ML Platform
Architecture

Architecture Decisions

  • Scaling - Karpenter automatically scales up or down depending on the utilization of each node resulting in lower compute costs.
  • Node Optimization - Taints/Tolerations and Node Selectors were used to make sure Ray and Jupyter pods went to the compute heavy/GPU nodes.
  • IP Allocation - Ray and Jupyter Hub were split into seperate subnets so if they were to scale past the allocated IPs given, the whole cluster wouldn't be clogged up.
  • Service Accounts - A Karpenter service account was created to spin up EC2 nodes and a Mlflow service account was created to interact to the Mlflow database and S3 artifact store.

Consoles

Services I used

Ray

Ray is an open-source unified framework for scaling AI and Python applications like machine learning.
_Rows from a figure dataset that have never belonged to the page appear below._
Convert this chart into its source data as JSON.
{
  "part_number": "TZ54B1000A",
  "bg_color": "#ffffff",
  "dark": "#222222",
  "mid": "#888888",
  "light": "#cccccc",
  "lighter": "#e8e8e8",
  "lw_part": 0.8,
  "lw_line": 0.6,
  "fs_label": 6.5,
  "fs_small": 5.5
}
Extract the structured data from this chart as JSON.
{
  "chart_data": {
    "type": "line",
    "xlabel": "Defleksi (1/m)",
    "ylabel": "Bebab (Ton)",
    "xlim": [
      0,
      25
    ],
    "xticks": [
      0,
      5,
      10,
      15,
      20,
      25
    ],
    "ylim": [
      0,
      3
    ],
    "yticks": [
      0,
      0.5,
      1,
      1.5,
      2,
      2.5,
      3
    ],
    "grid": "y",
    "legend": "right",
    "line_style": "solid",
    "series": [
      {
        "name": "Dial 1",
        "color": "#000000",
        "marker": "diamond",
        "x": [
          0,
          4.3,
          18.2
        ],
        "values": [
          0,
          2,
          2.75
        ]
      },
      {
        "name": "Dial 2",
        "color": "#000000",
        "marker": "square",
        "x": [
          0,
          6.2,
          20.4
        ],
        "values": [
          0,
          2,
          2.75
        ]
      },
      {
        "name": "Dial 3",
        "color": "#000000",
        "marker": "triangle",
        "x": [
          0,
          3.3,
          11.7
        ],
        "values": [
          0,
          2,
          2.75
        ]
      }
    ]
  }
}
  • Model Serving - Ray offers a a simple Python API that lets users compose complex inference pipelines and deploy them in real time using YAML
  • Computation - Ray is superior at machine learning workloads than Spark.
  • Libraries - Ray has Scalable libraries for common machine learning tasks such as data preprocessing, distributed training, hyperparameter tuning, reinforcement learning, and model serving.
  • More info on Ray here

Jupyter Hub

Jupyter Hub gives users access to computational environments and resources without burdening the users with installation and maintenance tasks. Users can get their work done in their own workspaces on shared resources which can be managed efficiently by system administrators.

  • Collaboration - Jupyter Hub allows for users to collaborate on the same notebook.
  • Customization - There is an option to design the image deployed for the notebook whether it is for a data engineer(spark) or data scientist (ray).

Mlflow

MLflow , at its core, provides a suite of tools aimed at simplifying the ML workflow. It is tailored to assist ML practitioners throughout the various stages of ML development and deployment.

  • Experiment Management - Mlflow makes it easy to keep track of all the experiments.
  • Model Management - Storing the model in a registry allows for reproudciblity when deploying the model.